Kimberly McGuigan, the executive director of the program who joined Rutgers last year, said the new graduate program will focus on health economics, epidemiology, biostatistics and U.S. health care policy. A goal of the program is to teach students how to evaluate biomedical research and economic models to try to improve health care decisions that need to be made by patients, health care providers and payers.  

As part of the program, she said, students will have the opportunity to be mentored by a senior executive or researcher in the private health care sector – providing them with broader insight into how scientific evidence is used to evaluate innovations in health care delivery and financing.

Joseph Barone, dean of the Ernest Mario School of Pharmacy at Rutgers, said there are also potential benefits and opportunities for students in the new program from the research being done at Rutgers Institute for Health, Health Policy and Aging Research, part of Rutgers Biomedical and Health Sciences (RBHS) division. RBHS includes two medical schools, a school of nursing, school of public health, school of pharmacy, a graduate school of biomedical sciences, school of dental medicine and school of health related professions in addition to the Cancer Institute of New Jersey, the Center for Advanced Biotechnology and Medicine, and the Environmental and Occupational Health Sciences Institute.

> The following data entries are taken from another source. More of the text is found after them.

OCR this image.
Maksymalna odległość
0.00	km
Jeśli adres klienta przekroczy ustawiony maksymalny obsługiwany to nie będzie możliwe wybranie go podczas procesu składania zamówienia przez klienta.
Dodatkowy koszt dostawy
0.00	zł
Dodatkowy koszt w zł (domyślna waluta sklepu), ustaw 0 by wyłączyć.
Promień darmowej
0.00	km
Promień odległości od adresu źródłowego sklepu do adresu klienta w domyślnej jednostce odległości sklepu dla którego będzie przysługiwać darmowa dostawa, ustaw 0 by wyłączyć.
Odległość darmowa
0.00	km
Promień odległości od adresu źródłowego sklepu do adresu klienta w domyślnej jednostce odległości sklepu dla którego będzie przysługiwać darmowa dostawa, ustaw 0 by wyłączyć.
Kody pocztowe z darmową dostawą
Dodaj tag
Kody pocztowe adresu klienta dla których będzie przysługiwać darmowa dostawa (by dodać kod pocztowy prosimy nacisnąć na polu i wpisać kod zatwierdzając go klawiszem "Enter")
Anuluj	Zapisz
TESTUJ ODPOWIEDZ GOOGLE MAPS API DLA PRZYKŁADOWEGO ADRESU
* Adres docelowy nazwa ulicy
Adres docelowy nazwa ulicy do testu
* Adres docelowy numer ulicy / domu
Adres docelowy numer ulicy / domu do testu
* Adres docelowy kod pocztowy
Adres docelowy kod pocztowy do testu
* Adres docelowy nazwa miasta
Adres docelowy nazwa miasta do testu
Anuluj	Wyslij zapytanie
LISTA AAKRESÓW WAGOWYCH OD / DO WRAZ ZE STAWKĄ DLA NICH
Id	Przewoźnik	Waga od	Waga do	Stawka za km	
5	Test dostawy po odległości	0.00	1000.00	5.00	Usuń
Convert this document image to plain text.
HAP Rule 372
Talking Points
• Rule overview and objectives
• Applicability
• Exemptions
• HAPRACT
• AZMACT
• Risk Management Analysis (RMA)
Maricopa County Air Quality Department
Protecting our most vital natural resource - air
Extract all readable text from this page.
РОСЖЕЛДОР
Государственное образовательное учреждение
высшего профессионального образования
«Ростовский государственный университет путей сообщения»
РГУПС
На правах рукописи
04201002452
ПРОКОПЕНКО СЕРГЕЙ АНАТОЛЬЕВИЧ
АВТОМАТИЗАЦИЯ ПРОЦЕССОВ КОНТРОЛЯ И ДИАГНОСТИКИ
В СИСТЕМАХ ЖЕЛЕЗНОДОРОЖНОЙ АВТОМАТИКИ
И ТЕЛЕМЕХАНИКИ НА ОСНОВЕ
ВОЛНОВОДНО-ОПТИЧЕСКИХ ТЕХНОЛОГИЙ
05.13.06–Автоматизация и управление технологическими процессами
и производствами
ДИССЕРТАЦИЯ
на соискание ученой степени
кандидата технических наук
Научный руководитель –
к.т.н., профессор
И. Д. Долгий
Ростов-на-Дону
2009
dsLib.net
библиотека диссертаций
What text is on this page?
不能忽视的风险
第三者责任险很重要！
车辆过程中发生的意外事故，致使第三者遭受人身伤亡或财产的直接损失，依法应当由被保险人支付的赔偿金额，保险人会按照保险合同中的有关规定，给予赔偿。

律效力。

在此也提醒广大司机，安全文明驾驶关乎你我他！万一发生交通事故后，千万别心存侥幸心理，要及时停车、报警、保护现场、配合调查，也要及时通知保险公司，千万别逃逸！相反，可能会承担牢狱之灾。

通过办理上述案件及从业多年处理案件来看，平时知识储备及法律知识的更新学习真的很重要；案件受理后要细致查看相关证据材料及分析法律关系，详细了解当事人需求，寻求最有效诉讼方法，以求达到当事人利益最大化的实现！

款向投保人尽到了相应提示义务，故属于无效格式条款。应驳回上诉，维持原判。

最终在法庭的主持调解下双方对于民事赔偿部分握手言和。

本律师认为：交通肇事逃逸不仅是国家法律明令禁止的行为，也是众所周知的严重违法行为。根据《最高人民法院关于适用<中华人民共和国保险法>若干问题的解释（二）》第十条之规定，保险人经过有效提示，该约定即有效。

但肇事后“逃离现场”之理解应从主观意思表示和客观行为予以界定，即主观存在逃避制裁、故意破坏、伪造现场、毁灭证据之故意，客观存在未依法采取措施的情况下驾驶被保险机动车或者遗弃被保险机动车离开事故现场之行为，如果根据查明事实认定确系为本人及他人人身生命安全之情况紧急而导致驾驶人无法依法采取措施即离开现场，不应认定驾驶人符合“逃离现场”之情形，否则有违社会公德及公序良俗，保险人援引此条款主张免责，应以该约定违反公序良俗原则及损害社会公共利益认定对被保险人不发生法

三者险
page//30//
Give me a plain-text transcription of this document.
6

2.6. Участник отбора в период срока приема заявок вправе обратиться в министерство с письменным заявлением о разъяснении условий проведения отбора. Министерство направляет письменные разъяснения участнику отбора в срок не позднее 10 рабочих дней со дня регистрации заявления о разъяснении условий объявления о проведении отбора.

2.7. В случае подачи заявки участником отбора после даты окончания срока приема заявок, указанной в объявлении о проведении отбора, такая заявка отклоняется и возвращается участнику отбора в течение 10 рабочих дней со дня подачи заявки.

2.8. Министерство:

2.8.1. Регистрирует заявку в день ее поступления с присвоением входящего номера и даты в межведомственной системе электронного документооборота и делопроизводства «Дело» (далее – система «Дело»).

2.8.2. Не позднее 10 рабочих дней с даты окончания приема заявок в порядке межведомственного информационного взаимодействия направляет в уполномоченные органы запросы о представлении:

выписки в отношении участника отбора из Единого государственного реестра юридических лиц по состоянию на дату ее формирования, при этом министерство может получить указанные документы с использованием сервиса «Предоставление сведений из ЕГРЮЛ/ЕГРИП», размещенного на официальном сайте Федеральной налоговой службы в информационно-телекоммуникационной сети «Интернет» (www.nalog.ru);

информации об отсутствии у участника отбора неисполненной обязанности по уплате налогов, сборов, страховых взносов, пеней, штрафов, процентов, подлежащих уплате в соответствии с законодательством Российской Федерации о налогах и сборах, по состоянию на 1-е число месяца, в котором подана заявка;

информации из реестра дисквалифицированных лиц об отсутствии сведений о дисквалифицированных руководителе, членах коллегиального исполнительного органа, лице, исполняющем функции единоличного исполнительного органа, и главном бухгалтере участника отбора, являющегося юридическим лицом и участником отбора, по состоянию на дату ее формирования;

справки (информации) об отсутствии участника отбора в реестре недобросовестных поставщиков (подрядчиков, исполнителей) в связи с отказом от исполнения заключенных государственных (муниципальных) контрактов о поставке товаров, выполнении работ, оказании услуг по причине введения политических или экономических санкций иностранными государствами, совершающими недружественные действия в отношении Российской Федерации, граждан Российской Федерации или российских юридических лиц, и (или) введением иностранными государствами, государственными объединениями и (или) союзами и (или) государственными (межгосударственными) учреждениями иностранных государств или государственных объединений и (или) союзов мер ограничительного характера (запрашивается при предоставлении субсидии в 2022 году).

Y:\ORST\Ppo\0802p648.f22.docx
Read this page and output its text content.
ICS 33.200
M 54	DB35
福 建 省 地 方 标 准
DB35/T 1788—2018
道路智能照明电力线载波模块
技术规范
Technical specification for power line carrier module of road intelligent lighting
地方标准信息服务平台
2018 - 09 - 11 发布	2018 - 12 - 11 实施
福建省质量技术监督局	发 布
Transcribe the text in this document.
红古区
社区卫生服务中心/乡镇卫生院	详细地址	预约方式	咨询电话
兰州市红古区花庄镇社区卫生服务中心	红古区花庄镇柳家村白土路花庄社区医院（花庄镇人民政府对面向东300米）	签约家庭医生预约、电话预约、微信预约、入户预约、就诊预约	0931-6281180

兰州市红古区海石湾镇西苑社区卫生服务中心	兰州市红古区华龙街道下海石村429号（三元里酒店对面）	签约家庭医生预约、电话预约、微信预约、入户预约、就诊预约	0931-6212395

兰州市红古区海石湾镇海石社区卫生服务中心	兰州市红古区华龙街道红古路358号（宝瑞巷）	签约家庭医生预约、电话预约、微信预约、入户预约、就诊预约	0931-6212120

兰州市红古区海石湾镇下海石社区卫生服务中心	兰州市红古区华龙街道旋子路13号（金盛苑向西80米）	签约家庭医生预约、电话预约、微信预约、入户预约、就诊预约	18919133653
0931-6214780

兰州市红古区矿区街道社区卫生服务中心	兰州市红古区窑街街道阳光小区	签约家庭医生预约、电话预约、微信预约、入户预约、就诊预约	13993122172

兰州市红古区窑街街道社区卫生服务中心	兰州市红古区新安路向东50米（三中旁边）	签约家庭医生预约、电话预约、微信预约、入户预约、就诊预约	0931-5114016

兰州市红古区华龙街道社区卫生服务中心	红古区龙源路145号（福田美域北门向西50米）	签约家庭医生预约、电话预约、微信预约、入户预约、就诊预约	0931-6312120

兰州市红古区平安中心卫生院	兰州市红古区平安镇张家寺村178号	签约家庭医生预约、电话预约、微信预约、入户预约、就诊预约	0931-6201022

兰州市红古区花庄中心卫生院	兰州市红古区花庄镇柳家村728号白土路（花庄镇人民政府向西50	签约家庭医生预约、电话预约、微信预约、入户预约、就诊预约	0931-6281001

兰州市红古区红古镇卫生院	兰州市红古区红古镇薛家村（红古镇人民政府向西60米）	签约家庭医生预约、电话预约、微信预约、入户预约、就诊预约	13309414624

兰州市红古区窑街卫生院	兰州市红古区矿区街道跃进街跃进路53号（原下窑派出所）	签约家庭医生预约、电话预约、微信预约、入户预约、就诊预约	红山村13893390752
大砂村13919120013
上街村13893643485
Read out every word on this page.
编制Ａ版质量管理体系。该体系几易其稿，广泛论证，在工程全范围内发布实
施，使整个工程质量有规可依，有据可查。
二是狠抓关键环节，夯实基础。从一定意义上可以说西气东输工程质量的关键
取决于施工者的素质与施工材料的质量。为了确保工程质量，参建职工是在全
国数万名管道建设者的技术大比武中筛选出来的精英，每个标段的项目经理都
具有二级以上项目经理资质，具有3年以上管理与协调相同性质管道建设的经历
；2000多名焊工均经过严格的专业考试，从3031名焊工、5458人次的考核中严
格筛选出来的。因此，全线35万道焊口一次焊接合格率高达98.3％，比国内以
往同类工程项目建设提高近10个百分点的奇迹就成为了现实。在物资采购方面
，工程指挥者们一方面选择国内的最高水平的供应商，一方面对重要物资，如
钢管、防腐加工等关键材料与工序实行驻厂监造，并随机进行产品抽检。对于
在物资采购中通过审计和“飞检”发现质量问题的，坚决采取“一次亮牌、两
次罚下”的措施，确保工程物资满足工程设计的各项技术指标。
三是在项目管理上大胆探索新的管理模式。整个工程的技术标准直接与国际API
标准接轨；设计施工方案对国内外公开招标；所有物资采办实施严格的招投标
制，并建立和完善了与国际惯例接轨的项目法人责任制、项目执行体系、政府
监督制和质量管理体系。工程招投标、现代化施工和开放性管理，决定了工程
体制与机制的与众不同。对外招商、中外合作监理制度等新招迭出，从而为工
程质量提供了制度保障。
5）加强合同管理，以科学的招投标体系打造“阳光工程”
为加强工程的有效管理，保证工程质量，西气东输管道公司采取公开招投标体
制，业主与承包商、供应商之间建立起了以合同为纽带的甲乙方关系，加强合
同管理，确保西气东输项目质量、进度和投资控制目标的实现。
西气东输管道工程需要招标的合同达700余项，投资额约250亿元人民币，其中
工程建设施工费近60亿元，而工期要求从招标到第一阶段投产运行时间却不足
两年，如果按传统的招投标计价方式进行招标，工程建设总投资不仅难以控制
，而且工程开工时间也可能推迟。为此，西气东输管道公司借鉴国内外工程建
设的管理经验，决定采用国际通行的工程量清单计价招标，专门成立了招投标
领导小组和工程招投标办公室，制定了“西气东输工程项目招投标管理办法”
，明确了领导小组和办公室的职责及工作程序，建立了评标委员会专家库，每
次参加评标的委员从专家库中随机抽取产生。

And with millions of Americans joining the ranks of the insured, Barone said he believes there will continue to be a need for health care professionals who can determine what drugs and medical treatments are economically feasible and beneficial to patients.

 “What we need to do is balance access and economics,” said Barone. “It is evident that somebody is going to have to pay for health care in the United States and this program will enable graduates to become involved in helping to shape future health care policy in this country.”